What lessons did the administration learn from the 1997 Kyoto Protocol?

Under Kyoto, signed by [President Bill] Clinton’s administration in 1998, developed countries agreed to make substantial emissions cuts. However, because the Senate had in 1997 unanimously approved a resolution expressing its opposition to any agreement that did not require developing countries to make emissions reductions, the Clinton administration never submitted the treaty to the Senate.

In 2001, President [George W.] Bush stated that he opposed Kyoto because it exempted much of the world, including India and China. President Bush’s rejection of the Kyoto Protocol engendered significant international criticism, especially in Europe, contributing to the impression that the Bush administration opposed international law.

The Kyoto experience confirms for the Obama administration not only that the Senate (which has only grown more opposed to climate change mitigation measures since 1997) will not support any international agreement committing the United States to binding emissions targets. It also demonstrates that Congress strongly opposes any agreement that places greater burdens on developed countries while exempting China and India and other parts of the developing world.

In recent decades, presidents from both parties have been reluctant to pursue treaties for fear of Senate obstruction, instead entering into executive agreements. What does this say about the executive branch’s ability to forge policies in areas like climate change?

For many years, most international agreements between the United States and other countries have been negotiated as “executive agreements”—agreements between the executive branch and another country that do not require Senate advice and consent. The executive branch enters into dozens, and sometimes hundreds, of executive agreements every year. For example, the 2013 bilateral security agreement with Afghanistan is actually an executive agreement, not a treaty.

These agreements are legally binding as a matter of international law (and other countries generally consider them to be “treaties”), but they are not considered “treaties” as a matter of U.S. domestic law. The Senate has long agreed to this practice, and there has generally (but not always) been rough agreement between the branches regarding the types of agreements that require Senate advice and consent and those that do not.

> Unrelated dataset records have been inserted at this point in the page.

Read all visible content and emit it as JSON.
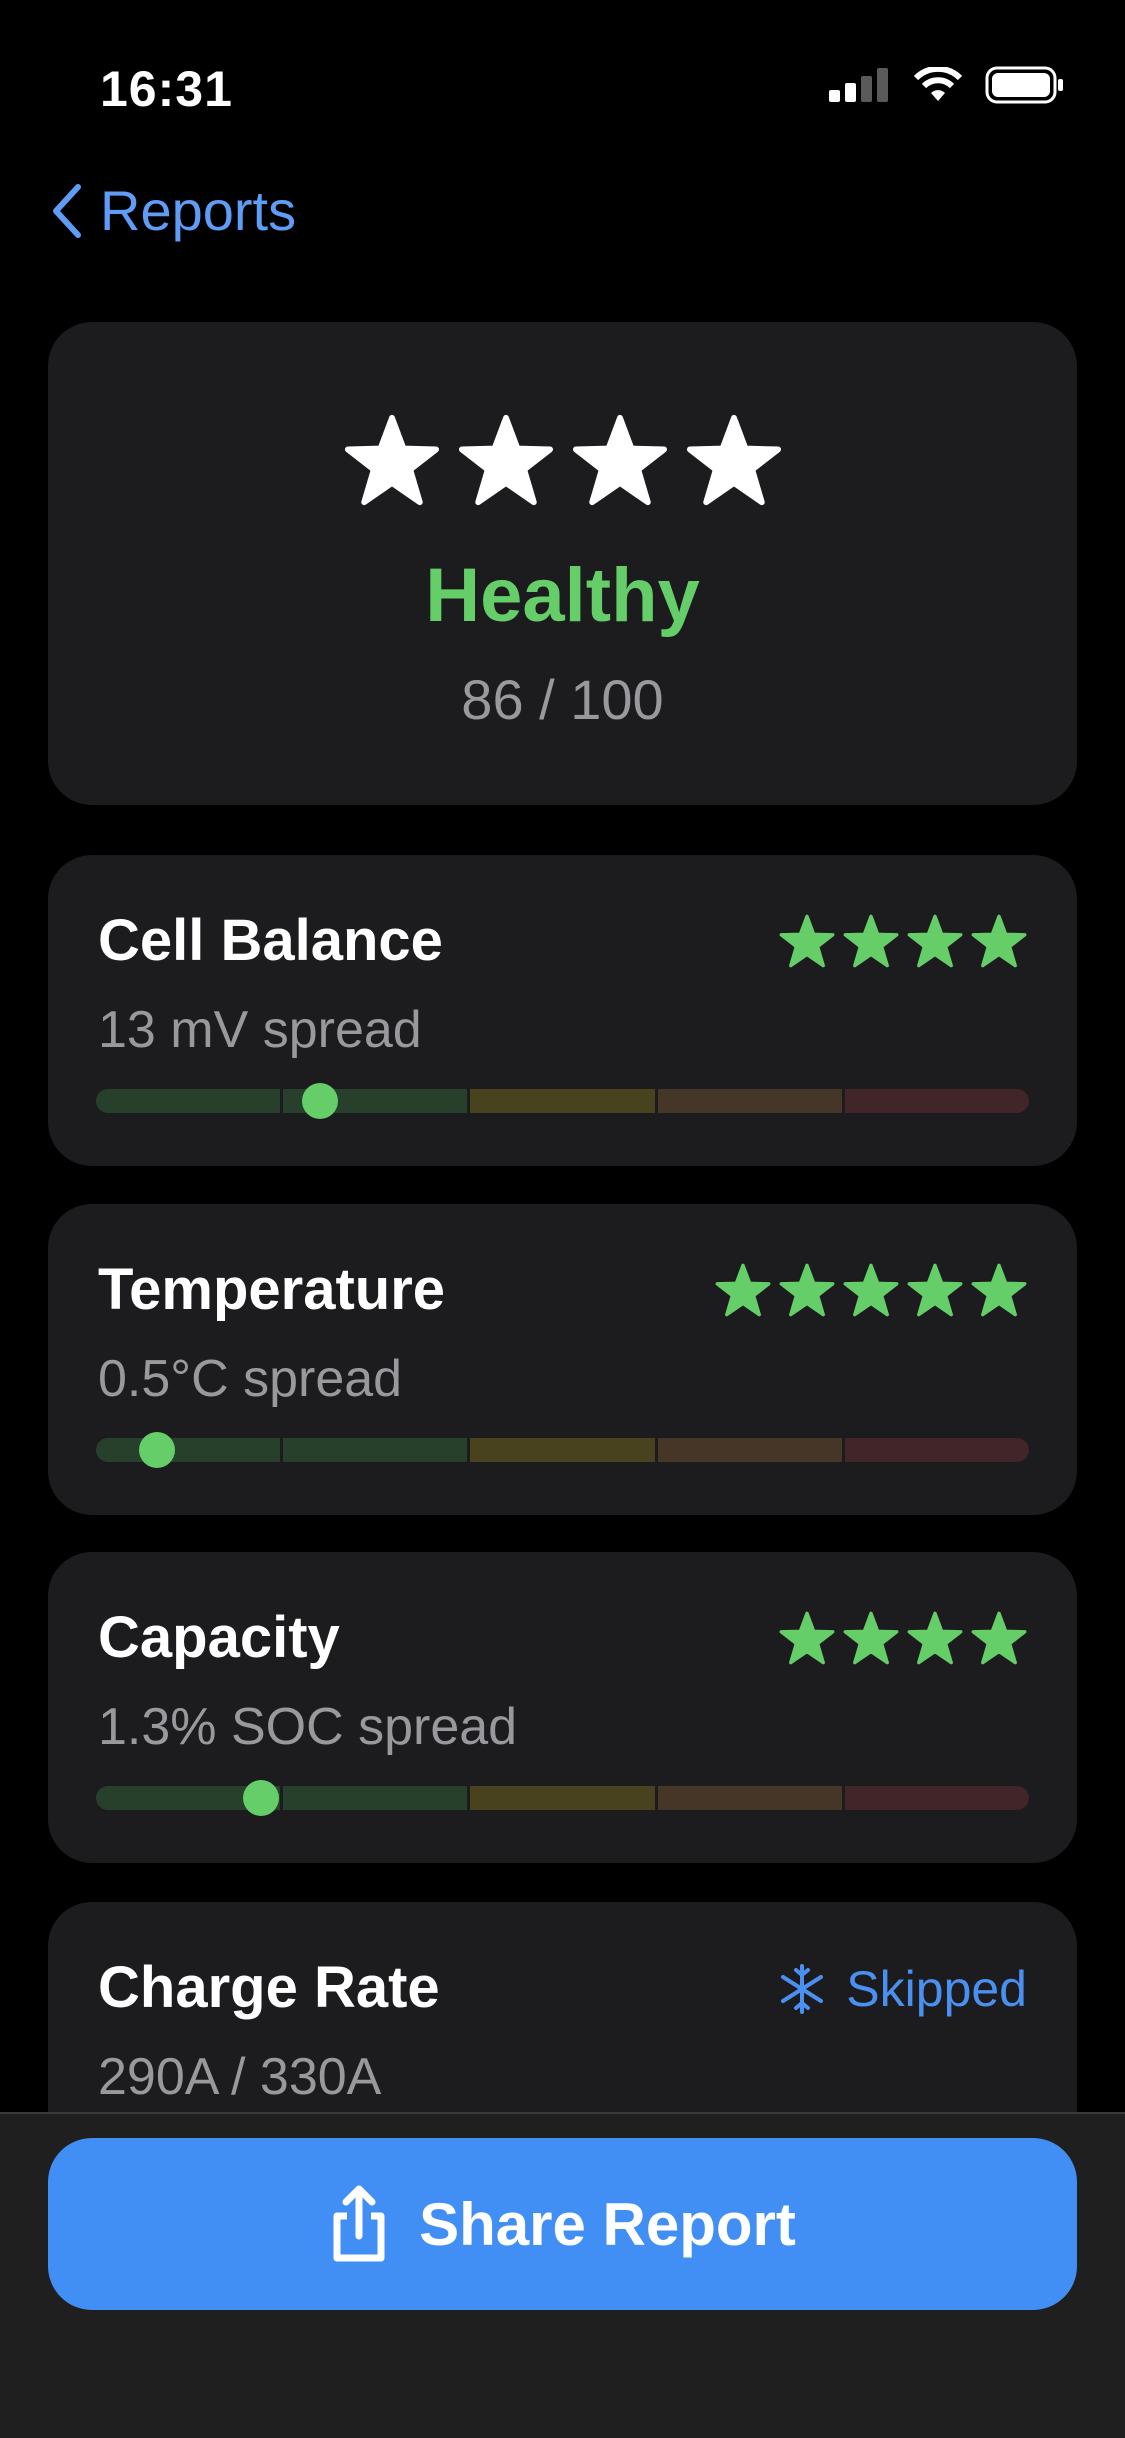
{
  "status_bar": {
    "time": "16:31",
    "icons": [
      "signal-icon",
      "wifi-icon",
      "battery-icon"
    ]
  },
  "nav": {
    "back_label": "Reports"
  },
  "summary": {
    "rating": 4,
    "status": "Healthy",
    "score": "86 / 100",
    "status_color": "#65ce69"
  },
  "metrics": [
    {
      "title": "Cell Balance",
      "rating": 4,
      "value": "13 mV spread",
      "indicator": 0.24
    },
    {
      "title": "Temperature",
      "rating": 5,
      "value": "0.5°C spread",
      "indicator": 0.065
    },
    {
      "title": "Capacity",
      "rating": 4,
      "value": "1.3% SOC spread",
      "indicator": 0.177
    },
    {
      "title": "Charge Rate",
      "status": "Skipped",
      "status_icon": "snowflake-icon",
      "value": "290A / 330A"
    }
  ],
  "scale_colors": [
    "#27402c",
    "#27402c",
    "#48421f",
    "#463628",
    "#412528"
  ],
  "colors": {
    "accent": "#418ff5",
    "link": "#5e9cf5",
    "good": "#65ce69",
    "card": "#1c1c1e"
  },
  "actions": {
    "share_label": "Share Report"
  }
}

Although it is certainly getting harder for presidents to secure Senate approval for treaties (especially large multilateral conventions) as a general matter, difficulties in the last few years may be due more to distrust of the Obama administration than to outright Senate rejection of all treaties.

The George W. Bush administration, in fact, was highly successful in securing Senate approval for treaties. During the eight-year Bush presidency, the Senate approved 163 treaties on a wide variety of subjects, including multilateral treaties on human rights, arms control, law of war, and atmospheric, marine, and animal protection.

In contrast, the Senate has approved only thirteen treaties during the Obama administration—the fewest under any president since 1900. This can be attributed to strong Republican opposition in the Senate (particularly by a few senators such as Rand Paul), but has also been caused by a lack of White House attention.

What are the implications of all of this? It will likely be hard for a president of either party to gain Senate approval of controversial multilateral treaties, and thus the Obama administration will do its best to reach international agreement on strong climate change measures that can be implemented by the Executive branch alone and that would not require the administration to submit the agreement to the Senate.